Dorothea is a single mother to Jamie and they live in a house in Santa Barbara, two rooms of which they rent out to boarders. One of them is Abbie, a photographer for the local paper; the other is William (Billy Crudup) a manly New Age type who gets by doing odd jobs like fixing neighbors’ cars while undertaking an ongoing renovation of the house itself. The symbolism of this crew living in a work in progress is potent without being ham-fisted. The plot, inasmuch as it exists, kicks in when Dorothea asks Abbie and Julie (Elle Fanning), Jamie’s friend/crush, to aid her in making her son a more well-rounded young man. The plan is hatched around a modest kitchen table and, somewhat knowingly, has the feel of a domestic take on the heist movie. But these women’s life experiences include the bulk of the century thus far and Dorothea’s idea is not a bad one.
Though the primary timeline is simply understood to be the summer of 1979, 20th Century Women has the feel of being chronologically unstuck. Various characters narrate the film in their present-day voices but with the ability to clearly recall events from their pasts as well as their futures. Meanwhile, memories are shown at something like double speed and the freeway out of town becomes a rainbow Moebius strip where cars pulse with color and leave psychedelic tracers behind them.
Leaving Santa Barbara, or the desire to do so, becomes a bit of a motif. Mills never denigrates the city itself, which is picturesque and modestly upper middle class, but he makes it clear that the artistic and cultural signifiers that define the characters originate elsewhere. The authors and titles of the feminist essays and books Abbie and Jamie read are spelled out on the screen in bold text and the characters incessantly talk about and listen to punk, post-punk and proto-new wave music. There are at least three Talking Heads songs on the soundtrack and, after Mistress America, this is the second Gerwig vehicle in as many years to feature a defining moment set to a Suicide song.
The passion these folks display for the popular arts is conspicuously missing from their romantic pursuits. Sex here is transactional, often stilted and, as one character says, “Half the time, I regret it.” Jamie’s unrequited love for Julie fits this mold as well. Though it’s the type of plotline common to coming of age stories, Mills wisely avoids portraying it as romantic and Shakespearian. Instead, he treats it as an almost involuntary rite of passage, like losing your baby teeth.
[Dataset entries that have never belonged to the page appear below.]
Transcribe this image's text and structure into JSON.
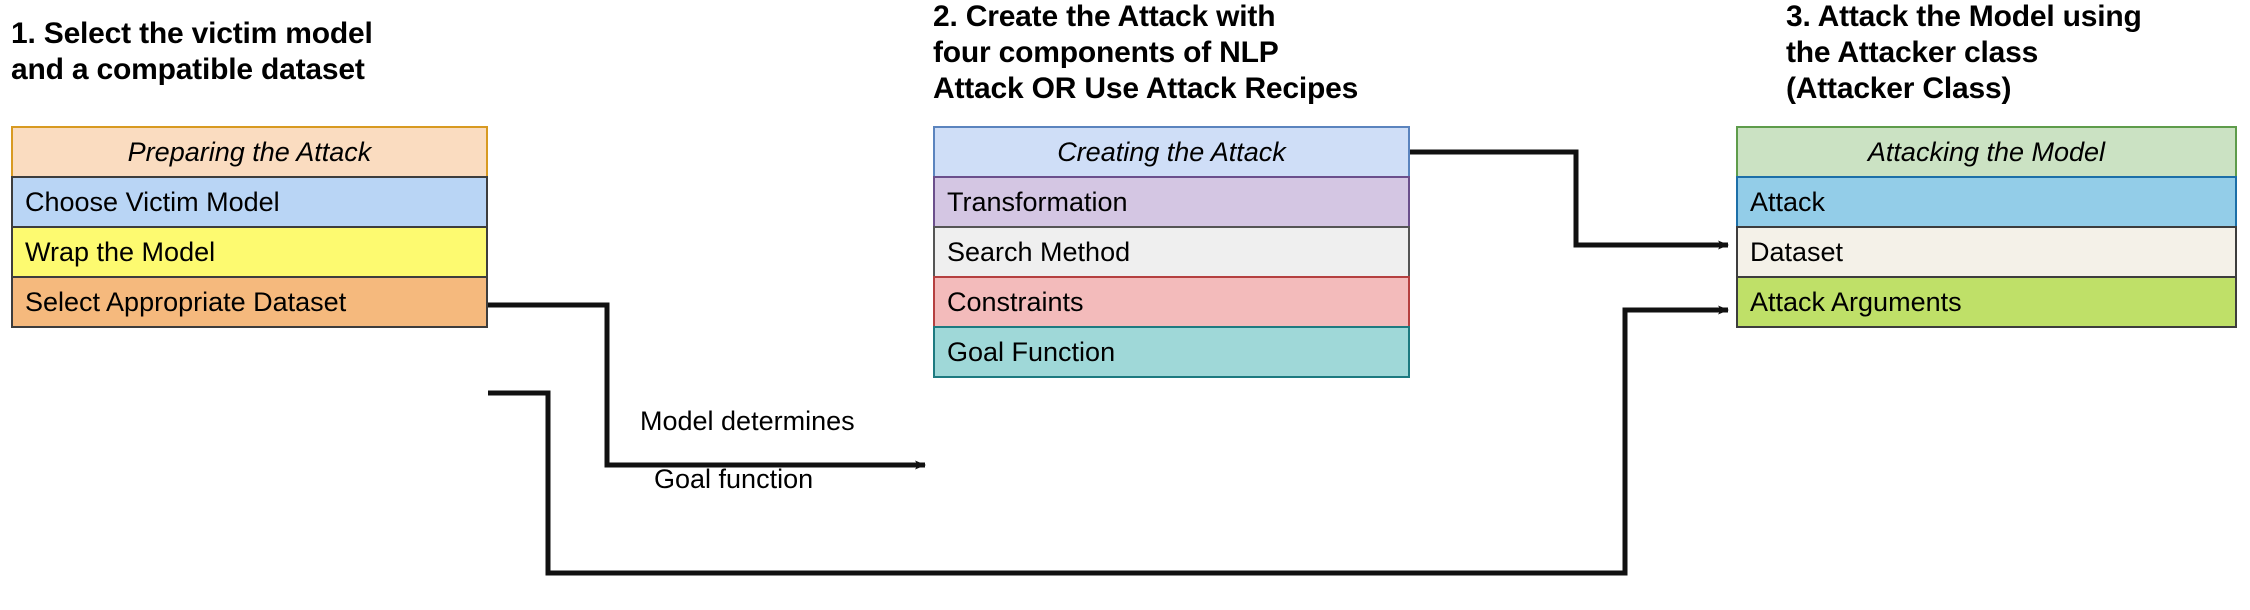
{
  "diagram": {
    "title_note": "TextAttack pipeline overview",
    "columns": [
      {
        "heading": "1. Select the victim model\nand a compatible dataset",
        "nodes": [
          {
            "label": "Preparing the Attack",
            "role": "title",
            "fill": "#fadcc0",
            "border": "#d89a21"
          },
          {
            "label": "Choose Victim Model",
            "role": "item",
            "fill": "#b9d5f5",
            "border": "#3d3d3d"
          },
          {
            "label": "Wrap the Model",
            "role": "item",
            "fill": "#fdfa70",
            "border": "#3d3d3d"
          },
          {
            "label": "Select Appropriate Dataset",
            "role": "item",
            "fill": "#f5b97d",
            "border": "#3d3d3d"
          }
        ]
      },
      {
        "heading": "2. Create the Attack with\nfour components of NLP\nAttack OR Use Attack Recipes",
        "nodes": [
          {
            "label": "Creating the Attack",
            "role": "title",
            "fill": "#cfdef7",
            "border": "#5b84be"
          },
          {
            "label": "Transformation",
            "role": "item",
            "fill": "#d4c6e3",
            "border": "#6b4f8c"
          },
          {
            "label": "Search Method",
            "role": "item",
            "fill": "#efefef",
            "border": "#555555"
          },
          {
            "label": "Constraints",
            "role": "item",
            "fill": "#f3bbbb",
            "border": "#b54040"
          },
          {
            "label": "Goal Function",
            "role": "item",
            "fill": "#9fd8d8",
            "border": "#1d7a80"
          }
        ]
      },
      {
        "heading": "3. Attack the Model using\nthe Attacker class\n(Attacker Class)",
        "nodes": [
          {
            "label": "Attacking the Model",
            "role": "title",
            "fill": "#cbe2c3",
            "border": "#5e9c4b"
          },
          {
            "label": "Attack",
            "role": "item",
            "fill": "#93cde8",
            "border": "#1c6fa8"
          },
          {
            "label": "Dataset",
            "role": "item",
            "fill": "#f4f1e8",
            "border": "#3d3d3d"
          },
          {
            "label": "Attack Arguments",
            "role": "item",
            "fill": "#bfe068",
            "border": "#3d3d3d"
          }
        ]
      }
    ],
    "edge_labels": {
      "model_determines": "Model determines",
      "goal_function": "Goal function"
    },
    "edges": [
      {
        "name": "wrap-model-to-goal-function",
        "from": "Wrap the Model",
        "to": "Goal Function"
      },
      {
        "name": "creating-attack-to-attack",
        "from": "Creating the Attack",
        "to": "Attack"
      },
      {
        "name": "dataset-to-dataset",
        "from": "Select Appropriate Dataset",
        "to": "Dataset"
      }
    ],
    "colors": {
      "line": "#111111",
      "background": "#ffffff",
      "text": "#000000"
    }
  }
}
In fact, in many ways, 20th Century Women is like a catalogue of the commonplace indignities of growing up—developing your own tastes, getting your ass kicked, realizing your mother is a human being—and it offers illustrations of proper and improper ways to handle these transitions, especially for a boy who hopes to contribute to a societal move toward gender equality (there’s even a passing, positive mention of Planned Parenthood). Mills brings specificity from his own experiences (though I can tell you that the line, “The people who love Black Flag hate the Talking Heads” was still more or less true nearly twenty years later, when I was in high school) but the particulars only make the events more relatable and universal. They should show this movie in schools, not only to help boys and girls relate to one another but also to make them all appreciate their mothers, who know a lot about the world even if they’ll never truly know their children.